Stefan Born, (Mark Doerr)
Start: Tue, 28.3.2023, 9:00h, Inst. f. Biochemistry Seminarroom D213, 2nd floor.
Input format for enzymes, substrates and measured properties
It would be desirable to use a standard format for an ‘enzyme search/design problem’ such that a defined pipeline can be run for any such problem. The definition of a data format is no trivial task.
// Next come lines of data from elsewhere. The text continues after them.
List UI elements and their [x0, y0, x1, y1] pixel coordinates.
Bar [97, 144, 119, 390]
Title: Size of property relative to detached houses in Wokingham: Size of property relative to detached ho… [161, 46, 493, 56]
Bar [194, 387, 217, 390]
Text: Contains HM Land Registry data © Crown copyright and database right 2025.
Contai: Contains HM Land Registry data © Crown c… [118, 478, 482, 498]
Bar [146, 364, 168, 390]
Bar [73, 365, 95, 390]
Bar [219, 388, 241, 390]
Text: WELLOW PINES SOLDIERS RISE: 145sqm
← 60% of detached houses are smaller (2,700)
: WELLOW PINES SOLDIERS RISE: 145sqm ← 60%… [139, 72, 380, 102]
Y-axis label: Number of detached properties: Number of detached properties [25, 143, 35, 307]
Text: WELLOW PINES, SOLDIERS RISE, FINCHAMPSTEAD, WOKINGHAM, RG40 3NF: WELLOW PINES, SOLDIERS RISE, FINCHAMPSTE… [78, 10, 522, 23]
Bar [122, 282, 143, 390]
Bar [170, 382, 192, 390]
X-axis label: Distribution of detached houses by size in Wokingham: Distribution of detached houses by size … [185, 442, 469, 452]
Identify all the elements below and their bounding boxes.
A further step would be to integrate such tools into lab automation software (LARA) as part of a general workflow that plans new experiments using previous experiments and external data. — For the moment we put up with a provisional solution and read enzymes, substrates and tabular data from some standard formats, which involves some manual intervention.
Representations of amino acid sequences
A module provides a variety of different representations
- 1-hot sequence encoding
- sequence encoding by physico-chemical AA properties
- sequence encoding using models trained on other tasks (transfer learning)
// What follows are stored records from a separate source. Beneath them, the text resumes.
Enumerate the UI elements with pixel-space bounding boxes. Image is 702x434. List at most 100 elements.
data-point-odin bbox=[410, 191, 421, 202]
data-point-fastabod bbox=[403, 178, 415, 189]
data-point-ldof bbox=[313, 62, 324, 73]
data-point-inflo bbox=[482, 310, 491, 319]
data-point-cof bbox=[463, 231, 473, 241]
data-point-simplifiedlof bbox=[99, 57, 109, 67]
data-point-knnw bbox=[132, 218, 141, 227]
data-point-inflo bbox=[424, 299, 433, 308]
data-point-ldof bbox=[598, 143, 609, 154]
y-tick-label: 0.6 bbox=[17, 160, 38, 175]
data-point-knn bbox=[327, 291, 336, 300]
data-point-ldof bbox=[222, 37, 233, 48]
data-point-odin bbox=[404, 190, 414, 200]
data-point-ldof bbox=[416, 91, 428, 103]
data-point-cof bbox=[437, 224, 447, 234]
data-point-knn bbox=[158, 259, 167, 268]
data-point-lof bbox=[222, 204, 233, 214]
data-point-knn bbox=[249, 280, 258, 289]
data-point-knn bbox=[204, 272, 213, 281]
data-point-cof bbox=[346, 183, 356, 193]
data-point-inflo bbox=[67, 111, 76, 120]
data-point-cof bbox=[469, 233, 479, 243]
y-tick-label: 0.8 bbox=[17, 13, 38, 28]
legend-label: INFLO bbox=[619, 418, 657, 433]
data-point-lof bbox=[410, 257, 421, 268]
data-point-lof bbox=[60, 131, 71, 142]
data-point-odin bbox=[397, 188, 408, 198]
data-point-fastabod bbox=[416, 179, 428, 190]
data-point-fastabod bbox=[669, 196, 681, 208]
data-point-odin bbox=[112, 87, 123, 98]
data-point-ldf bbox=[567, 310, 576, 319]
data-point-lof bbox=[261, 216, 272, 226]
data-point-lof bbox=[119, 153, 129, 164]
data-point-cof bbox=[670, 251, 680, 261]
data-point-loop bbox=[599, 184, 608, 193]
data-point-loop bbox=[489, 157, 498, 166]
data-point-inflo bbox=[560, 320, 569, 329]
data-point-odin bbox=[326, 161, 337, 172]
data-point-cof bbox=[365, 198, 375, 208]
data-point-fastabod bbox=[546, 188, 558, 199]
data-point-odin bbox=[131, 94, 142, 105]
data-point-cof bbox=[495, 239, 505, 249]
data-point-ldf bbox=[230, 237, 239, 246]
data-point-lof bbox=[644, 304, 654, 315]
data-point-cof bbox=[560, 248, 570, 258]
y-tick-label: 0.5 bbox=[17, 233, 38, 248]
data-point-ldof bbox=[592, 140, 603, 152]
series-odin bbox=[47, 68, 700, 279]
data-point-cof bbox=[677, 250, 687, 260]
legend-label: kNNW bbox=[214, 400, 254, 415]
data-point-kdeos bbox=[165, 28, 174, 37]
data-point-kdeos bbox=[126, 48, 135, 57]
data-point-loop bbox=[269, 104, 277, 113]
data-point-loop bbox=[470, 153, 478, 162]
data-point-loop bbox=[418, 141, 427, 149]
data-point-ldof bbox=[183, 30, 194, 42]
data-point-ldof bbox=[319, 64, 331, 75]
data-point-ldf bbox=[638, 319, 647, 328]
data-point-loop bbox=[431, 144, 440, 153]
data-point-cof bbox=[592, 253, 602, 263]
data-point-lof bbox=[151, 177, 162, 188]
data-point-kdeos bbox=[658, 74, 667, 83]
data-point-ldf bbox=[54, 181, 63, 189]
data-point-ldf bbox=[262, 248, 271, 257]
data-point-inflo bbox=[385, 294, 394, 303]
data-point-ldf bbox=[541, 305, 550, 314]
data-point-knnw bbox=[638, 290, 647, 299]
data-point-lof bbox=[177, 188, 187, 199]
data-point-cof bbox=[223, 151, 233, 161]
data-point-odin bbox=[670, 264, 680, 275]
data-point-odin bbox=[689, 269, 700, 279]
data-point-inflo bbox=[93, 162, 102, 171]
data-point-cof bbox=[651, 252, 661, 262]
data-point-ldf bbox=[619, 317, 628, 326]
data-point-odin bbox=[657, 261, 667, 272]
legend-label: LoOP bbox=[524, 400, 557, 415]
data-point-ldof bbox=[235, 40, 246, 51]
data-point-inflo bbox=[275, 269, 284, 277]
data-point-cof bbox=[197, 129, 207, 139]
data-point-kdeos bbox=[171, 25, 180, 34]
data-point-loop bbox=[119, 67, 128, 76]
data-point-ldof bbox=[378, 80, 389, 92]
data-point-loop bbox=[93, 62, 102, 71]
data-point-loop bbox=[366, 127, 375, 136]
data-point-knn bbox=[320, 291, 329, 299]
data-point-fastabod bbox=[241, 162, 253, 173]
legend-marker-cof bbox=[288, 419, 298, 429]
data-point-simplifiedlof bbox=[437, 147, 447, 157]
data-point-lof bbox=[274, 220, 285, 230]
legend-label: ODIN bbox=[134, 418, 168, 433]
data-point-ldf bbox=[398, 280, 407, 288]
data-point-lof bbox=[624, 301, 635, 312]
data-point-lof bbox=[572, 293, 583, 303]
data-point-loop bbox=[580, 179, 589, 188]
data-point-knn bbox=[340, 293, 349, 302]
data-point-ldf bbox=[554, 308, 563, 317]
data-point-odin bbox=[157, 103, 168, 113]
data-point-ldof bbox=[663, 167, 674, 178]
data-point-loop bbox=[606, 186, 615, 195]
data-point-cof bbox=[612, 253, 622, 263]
- vector representation of sequences of different lengths using models trained on other tasks (transfer learning)
Representations of substrates (possibly)
A module provides different representations of the substrates, that capture physico-chemical and geometric properties.
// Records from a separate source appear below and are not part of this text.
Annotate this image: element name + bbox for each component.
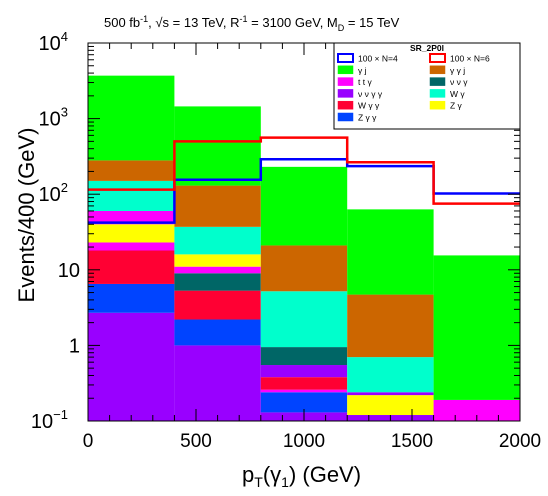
x-tick-label: 1500: [391, 431, 433, 452]
stack-segment: [88, 242, 175, 251]
stack-segment: [174, 273, 261, 291]
signal-line: [88, 136, 520, 205]
x-axis-label: pT(γ1) (GeV): [242, 462, 361, 490]
signal-lines: [88, 136, 520, 224]
stack-segment: [88, 224, 175, 243]
legend-swatch: [337, 100, 354, 110]
stack-segment: [88, 250, 175, 284]
stack-segment: [347, 357, 434, 393]
legend-label: 100 × N=6: [450, 54, 490, 64]
y-tick-exponent: 3: [61, 105, 68, 120]
x-label-sub1: T: [254, 474, 263, 490]
y-tick-label: 10−1: [31, 407, 68, 433]
x-tick-label: 1000: [283, 431, 325, 452]
stack-segment: [347, 395, 434, 416]
y-tick-base: 10: [31, 411, 53, 433]
legend-swatch: [429, 77, 446, 86]
stack-segment: [174, 345, 261, 421]
stack-segment: [174, 254, 261, 267]
stack-segment: [88, 75, 175, 161]
stack-segment: [260, 291, 348, 348]
legend-label: t t γ: [358, 77, 372, 87]
stack-segment: [174, 226, 261, 255]
x-label-mid: (γ: [263, 462, 281, 487]
legend-label: γ γ j: [450, 65, 465, 75]
legend-label: 100 × N=4: [358, 54, 398, 64]
title-m-sub: D: [338, 23, 345, 33]
y-tick-label: 104: [39, 29, 68, 55]
legend-label: ν ν γ: [450, 77, 468, 87]
y-tick-base: 10: [39, 33, 61, 55]
stack-segment: [260, 347, 348, 366]
legend-title: SR_2P0l: [410, 43, 444, 53]
legend-swatch: [337, 112, 354, 122]
y-axis-label: Events/400 (GeV): [14, 128, 39, 303]
legend-label: γ j: [358, 65, 367, 75]
legend-swatch: [429, 53, 446, 63]
stack-segment: [88, 283, 175, 313]
stack-segment: [88, 180, 175, 211]
legend: SR_2P0l 100 × N=4 100 × N=6 γ j γ γ j t t γ ν…: [333, 42, 521, 130]
legend-label: W γ γ: [358, 101, 380, 111]
title-lumi: 500 fb: [104, 15, 140, 30]
title-sqrt: √s = 13 TeV, R: [155, 15, 239, 30]
x-label-end: ) (GeV): [289, 462, 361, 487]
y-tick-exponent: 2: [61, 180, 68, 195]
legend-label: ν ν γ γ: [358, 89, 383, 99]
legend-label: Z γ γ: [358, 113, 377, 123]
stack-segment: [260, 389, 348, 393]
stack-segment: [88, 160, 175, 181]
stack-segment: [88, 312, 175, 421]
stack-segment: [174, 290, 261, 320]
x-tick-label: 2000: [499, 431, 541, 452]
y-tick-exponent: 4: [61, 29, 68, 44]
legend-swatch: [337, 89, 354, 98]
legend-swatch: [429, 89, 446, 98]
title-lumi-sup: -1: [140, 14, 148, 24]
x-label-sub2: 1: [281, 474, 289, 490]
legend-label: Z γ: [450, 101, 463, 111]
title-comma: ,: [148, 15, 155, 30]
stack-segment: [174, 266, 261, 274]
stack-segment: [260, 365, 348, 378]
stack-segment: [260, 245, 348, 292]
legend-box: [333, 42, 521, 130]
y-tick-base: 10: [39, 109, 61, 131]
title-end: = 15 TeV: [344, 15, 399, 30]
x-tick-label: 0: [83, 431, 94, 452]
legend-label: W γ: [450, 89, 465, 99]
legend-swatch: [429, 65, 446, 75]
stack-segment: [347, 392, 434, 396]
title-mid: = 3100 GeV, M: [248, 15, 338, 30]
stack-segment: [260, 377, 348, 390]
y-tick-label: 102: [39, 180, 68, 206]
legend-swatch: [429, 100, 446, 110]
legend-swatch: [337, 53, 354, 63]
y-tick-label: 1: [69, 335, 80, 357]
stack-segment: [260, 166, 348, 246]
stack-segment: [347, 294, 434, 358]
x-tick-label: 500: [180, 431, 212, 452]
stack-segment: [88, 210, 175, 225]
stack-segment: [174, 319, 261, 346]
y-tick-exponent: −1: [53, 407, 68, 422]
x-label-main: p: [242, 462, 254, 487]
legend-swatch: [337, 77, 354, 86]
title-r-sup: -1: [240, 14, 248, 24]
y-tick-label: 103: [39, 105, 68, 131]
y-tick-base: 10: [39, 184, 61, 206]
legend-swatch: [337, 65, 354, 75]
stack-segment: [433, 255, 520, 400]
y-tick-base: 10: [58, 260, 80, 282]
stack-segment: [260, 392, 348, 413]
y-tick-base: 1: [69, 335, 80, 357]
stack-segment: [174, 106, 261, 186]
stack-segment: [174, 185, 261, 227]
stack-segment: [347, 209, 434, 295]
y-tick-label: 10: [58, 260, 80, 282]
chart-title: 500 fb-1, √s = 13 TeV, R-1 = 3100 GeV, M…: [104, 14, 400, 33]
Model classes for the prediction of properties from representations
A module provides simple and more complex prediction models (regression/classification) to be used on some representation
- Ridge Regression, Lasso, Random Forest, Gradient Boosted trees, ARD
- A collection of artificial neural networks
Each model must come with a description of the hyperparameters that determine the model’s behaviour.
Composition of models and representations
A module provides a simple infrastructure to compose a model out of the given components.
Training and validation of models
An infrastructure for training the models is given:
- A metric can be chosen in a set of metrics to assess model performance.
- Given an annotated dataset cross-validation would be used to chose optimal hyperparameters.
- A list of metrics reported to assess the performance of the optimized model in cross validation.
For very small datasets (<20?) hyperparameters of simple models can be optimized using information criteria (AIC; BIC).
Proposal generation and ranking
Proposals for new enzyme variants would often come from a different source. For a small number of residues a module is provided that creates a combinatorial library of mutants. For the third use case relevant residues could be identified from the data.
Rank mutants according to some ‘acquisition function’ (for non-probabilistic models this would just be the predicted activity).